FORCE MAJEURE – Neither party will be liable to the other for delays in performing any obligations under the Agreement due to circumstances beyond its reasonable control, including but not limited to revolts, insurrections, riots, wars, acts of enemies, national emergency, strikes, floods, earthquake, embargo, inability to secure materials or transportation, and acts of God, and other events beyond the reasonable control of the parties caused by nature or governmental authorities.

SEVERABILITY – If any provision of the Agreement is found to be invalid, illegal or unenforceable, then, notwithstanding such invalidity, illegality or unenforceability, the Agreement and the remaining provisions shall continue in full force and effect. In this event the parties will agree upon a valid, binding and enforceable substitute provision which shall be as close as possible to the commercial interests of the invalid or unenforceable provision.

OTHER –A. Unless otherwise stated in the Order, the Agreement shall be governed by and construed in accordance with the laws of the Republic Of Singapore, without regard to conflicts of laws provisions thereof. The venue for any claim arising under this Agreement shall be the state and federal courts located in Singapore.B. Both Hammer3D and Customer will comply with all laws applicable to the Agreement.C. All notices given under the Agreement will be effective when received in writing. Notices to the Customer and Hammer3D will be sent to the address provided in the Order.D. Changes to the Agreement must be in writing and must be signed by both parties.E. This Agreement shall be binding upon and inure to the benefit of the parties’ successors and assigns.

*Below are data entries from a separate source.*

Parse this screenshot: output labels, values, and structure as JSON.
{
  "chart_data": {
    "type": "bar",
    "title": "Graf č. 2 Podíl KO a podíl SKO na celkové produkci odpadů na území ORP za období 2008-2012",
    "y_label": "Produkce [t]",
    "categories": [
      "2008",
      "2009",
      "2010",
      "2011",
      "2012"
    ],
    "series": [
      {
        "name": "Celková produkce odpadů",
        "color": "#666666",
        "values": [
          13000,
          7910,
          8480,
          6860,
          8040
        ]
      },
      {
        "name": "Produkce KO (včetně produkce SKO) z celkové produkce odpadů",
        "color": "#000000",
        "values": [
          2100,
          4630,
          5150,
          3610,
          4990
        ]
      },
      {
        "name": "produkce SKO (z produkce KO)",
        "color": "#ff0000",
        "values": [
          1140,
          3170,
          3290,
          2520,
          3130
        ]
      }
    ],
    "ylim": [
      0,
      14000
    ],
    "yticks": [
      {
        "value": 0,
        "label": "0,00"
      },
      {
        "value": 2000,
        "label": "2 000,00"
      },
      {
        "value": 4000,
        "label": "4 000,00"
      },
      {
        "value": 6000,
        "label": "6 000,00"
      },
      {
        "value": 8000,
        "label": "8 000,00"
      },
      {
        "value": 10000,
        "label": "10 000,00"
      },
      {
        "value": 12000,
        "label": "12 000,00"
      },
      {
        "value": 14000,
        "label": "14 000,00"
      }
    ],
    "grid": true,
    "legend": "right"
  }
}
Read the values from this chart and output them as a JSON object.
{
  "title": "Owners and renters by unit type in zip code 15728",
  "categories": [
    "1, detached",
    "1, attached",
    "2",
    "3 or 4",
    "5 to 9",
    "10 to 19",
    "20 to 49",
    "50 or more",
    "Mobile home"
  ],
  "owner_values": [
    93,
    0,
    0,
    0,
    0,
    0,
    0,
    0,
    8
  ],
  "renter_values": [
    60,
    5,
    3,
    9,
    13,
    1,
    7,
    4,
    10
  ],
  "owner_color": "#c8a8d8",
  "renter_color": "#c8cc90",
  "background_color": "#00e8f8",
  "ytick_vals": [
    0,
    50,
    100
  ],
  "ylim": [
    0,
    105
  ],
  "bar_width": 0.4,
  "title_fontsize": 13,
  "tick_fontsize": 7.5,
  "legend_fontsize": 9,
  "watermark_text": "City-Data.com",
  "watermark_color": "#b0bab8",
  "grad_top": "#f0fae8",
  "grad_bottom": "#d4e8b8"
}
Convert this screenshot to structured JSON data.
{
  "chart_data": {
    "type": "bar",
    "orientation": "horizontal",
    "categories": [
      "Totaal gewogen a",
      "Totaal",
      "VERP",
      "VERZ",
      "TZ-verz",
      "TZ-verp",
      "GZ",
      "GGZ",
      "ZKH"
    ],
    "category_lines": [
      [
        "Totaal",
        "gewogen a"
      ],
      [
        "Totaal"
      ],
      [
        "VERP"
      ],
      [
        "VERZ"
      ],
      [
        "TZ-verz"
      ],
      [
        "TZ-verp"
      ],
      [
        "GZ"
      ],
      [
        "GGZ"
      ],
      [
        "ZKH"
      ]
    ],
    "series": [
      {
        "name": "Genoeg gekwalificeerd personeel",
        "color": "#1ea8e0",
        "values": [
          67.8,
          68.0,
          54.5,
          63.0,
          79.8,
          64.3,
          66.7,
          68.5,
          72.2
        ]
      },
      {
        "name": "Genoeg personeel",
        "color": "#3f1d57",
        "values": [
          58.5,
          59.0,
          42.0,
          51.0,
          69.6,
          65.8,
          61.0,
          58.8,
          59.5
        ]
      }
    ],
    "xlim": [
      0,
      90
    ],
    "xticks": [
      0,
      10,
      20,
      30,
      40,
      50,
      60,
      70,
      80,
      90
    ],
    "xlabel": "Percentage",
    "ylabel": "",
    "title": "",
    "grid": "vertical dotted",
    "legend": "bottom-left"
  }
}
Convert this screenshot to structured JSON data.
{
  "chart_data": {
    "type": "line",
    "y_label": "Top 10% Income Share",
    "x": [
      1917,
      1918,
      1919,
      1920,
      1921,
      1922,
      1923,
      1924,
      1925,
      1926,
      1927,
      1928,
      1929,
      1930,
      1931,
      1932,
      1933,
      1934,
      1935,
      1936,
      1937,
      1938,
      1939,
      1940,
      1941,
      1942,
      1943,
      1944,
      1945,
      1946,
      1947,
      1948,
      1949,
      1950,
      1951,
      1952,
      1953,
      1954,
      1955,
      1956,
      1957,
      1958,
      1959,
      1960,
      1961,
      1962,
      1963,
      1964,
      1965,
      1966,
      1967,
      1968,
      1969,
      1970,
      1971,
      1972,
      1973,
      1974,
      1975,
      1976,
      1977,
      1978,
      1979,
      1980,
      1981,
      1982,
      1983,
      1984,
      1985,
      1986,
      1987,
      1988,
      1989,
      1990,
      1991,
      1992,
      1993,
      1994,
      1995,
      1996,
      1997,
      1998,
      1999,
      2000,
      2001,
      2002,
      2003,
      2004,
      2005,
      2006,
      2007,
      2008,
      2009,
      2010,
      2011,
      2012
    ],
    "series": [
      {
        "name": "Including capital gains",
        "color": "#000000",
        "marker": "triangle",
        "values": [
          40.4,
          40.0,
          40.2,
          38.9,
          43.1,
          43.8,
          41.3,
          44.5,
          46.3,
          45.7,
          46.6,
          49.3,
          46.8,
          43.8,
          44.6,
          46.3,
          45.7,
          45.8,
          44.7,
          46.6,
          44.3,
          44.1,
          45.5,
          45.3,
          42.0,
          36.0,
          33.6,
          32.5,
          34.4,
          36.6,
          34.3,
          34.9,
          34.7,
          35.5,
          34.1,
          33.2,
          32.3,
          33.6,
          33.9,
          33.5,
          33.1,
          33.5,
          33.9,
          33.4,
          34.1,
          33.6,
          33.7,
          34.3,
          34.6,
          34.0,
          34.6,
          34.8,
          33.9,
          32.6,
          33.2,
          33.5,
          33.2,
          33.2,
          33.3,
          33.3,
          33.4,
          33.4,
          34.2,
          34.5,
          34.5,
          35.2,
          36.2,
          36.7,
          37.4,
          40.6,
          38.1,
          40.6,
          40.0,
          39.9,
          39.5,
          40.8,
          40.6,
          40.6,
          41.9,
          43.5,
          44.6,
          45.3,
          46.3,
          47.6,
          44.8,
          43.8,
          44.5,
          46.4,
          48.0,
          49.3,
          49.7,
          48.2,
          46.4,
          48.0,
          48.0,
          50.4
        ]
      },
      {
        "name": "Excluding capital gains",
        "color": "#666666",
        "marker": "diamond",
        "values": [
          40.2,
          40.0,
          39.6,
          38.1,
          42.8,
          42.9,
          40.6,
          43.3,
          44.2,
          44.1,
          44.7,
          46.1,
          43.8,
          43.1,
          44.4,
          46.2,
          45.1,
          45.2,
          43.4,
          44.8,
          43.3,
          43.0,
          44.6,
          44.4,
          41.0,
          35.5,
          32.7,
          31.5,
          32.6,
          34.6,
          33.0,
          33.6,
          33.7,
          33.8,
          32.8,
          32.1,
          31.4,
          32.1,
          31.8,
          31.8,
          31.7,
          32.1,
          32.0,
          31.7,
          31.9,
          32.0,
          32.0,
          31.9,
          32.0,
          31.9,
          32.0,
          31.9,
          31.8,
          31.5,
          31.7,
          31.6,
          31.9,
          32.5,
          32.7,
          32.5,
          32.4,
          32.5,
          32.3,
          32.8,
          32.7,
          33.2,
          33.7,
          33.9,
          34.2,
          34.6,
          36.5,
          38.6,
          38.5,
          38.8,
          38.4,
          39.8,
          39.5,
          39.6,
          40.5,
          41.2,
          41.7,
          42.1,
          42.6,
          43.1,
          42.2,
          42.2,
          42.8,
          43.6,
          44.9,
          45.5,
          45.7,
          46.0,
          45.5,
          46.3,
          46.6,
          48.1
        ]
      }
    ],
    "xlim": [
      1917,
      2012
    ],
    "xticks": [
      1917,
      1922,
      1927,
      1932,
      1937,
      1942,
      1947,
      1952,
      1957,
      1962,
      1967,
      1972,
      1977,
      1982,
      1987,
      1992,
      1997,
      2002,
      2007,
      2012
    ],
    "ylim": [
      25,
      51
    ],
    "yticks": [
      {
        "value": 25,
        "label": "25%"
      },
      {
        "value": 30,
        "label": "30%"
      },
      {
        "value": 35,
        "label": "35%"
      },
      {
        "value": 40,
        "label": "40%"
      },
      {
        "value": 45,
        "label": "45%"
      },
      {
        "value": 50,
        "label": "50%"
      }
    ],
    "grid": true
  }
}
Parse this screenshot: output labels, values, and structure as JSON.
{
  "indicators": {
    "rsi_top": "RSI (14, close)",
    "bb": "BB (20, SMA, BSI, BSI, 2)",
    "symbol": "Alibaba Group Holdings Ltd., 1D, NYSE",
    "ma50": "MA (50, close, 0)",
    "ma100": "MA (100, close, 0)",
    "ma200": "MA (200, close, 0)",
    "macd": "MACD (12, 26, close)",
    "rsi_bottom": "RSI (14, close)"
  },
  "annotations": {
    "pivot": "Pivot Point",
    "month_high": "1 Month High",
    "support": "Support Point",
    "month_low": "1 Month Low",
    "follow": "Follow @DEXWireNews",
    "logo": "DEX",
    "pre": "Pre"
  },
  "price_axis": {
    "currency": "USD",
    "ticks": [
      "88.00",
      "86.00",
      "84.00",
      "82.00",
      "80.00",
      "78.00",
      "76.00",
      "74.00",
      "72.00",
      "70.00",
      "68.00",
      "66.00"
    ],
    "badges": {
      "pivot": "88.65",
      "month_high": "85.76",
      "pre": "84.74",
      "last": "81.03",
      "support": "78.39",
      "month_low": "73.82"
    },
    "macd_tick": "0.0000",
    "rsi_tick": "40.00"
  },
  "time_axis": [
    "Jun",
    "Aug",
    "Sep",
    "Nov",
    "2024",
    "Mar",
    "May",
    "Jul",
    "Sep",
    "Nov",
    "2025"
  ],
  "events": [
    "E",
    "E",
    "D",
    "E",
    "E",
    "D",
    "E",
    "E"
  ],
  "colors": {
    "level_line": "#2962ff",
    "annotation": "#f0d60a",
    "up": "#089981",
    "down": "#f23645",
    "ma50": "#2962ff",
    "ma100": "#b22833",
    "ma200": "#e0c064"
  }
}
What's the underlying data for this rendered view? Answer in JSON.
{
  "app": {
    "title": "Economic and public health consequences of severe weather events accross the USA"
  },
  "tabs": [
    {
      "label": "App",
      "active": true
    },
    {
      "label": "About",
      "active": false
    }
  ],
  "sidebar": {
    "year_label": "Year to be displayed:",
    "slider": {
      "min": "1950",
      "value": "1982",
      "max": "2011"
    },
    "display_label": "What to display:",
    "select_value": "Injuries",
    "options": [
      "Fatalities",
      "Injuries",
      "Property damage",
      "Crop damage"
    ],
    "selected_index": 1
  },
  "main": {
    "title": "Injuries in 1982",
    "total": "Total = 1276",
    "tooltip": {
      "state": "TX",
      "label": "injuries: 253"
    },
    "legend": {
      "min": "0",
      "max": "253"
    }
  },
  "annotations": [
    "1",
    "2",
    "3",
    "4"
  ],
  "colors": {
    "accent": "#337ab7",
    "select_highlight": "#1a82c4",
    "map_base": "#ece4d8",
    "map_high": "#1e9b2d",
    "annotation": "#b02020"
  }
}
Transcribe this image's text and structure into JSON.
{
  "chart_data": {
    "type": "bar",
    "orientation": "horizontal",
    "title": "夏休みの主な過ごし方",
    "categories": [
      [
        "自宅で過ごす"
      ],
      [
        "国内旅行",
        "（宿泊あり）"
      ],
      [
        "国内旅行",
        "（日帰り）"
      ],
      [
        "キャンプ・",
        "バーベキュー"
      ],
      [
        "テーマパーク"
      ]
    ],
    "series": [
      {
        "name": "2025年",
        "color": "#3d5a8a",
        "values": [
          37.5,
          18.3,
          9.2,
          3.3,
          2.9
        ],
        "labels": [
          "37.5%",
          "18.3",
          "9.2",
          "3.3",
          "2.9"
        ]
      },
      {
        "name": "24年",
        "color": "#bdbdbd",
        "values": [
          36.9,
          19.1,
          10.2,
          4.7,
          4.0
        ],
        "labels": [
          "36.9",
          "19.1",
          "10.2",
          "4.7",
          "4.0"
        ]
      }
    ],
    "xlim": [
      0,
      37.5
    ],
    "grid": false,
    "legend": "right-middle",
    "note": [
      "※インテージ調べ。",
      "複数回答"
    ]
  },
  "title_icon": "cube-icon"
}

Notwithstanding the foregoing, this
Agreement and the Services provided hereunder are deemed personal in nature and Hammer3D may not assign any of its rights or
delegate any of its duties under this Agreement without the prior written consent of Customer.
F. Hammer3D's relationship with Customer will be that of an independent contractor and nothing in this Agreement should be construed to create a partnership, agency, joint venture, or employer employee relationship. Hammer3D is not the agent of Customer and is not authorized to transact business, incur obligations (express or implied), bill goods or otherwise act in any manner, to make any promises, warranty, representation, contract, or commitment or other representation in the name of or on behalf of Customer.

COMPLETE AGREEMENT – Customer acknowledges that it has read the Order and these Terms and Conditions, understands them, and agrees to be bound by their terms and conditions. Further, Customer represents and agrees that the Agreement set forth the complete and exclusive statement of the agreement including the governing terms and conditions between the parties, which shall prevail over and supersede all proposals, printed provisions on subordinate Customer documents including purchase orders, oral or written agreements, the Customer’s general terms and conditions and all other communications between the parties relating to the subject matter of the Agreement.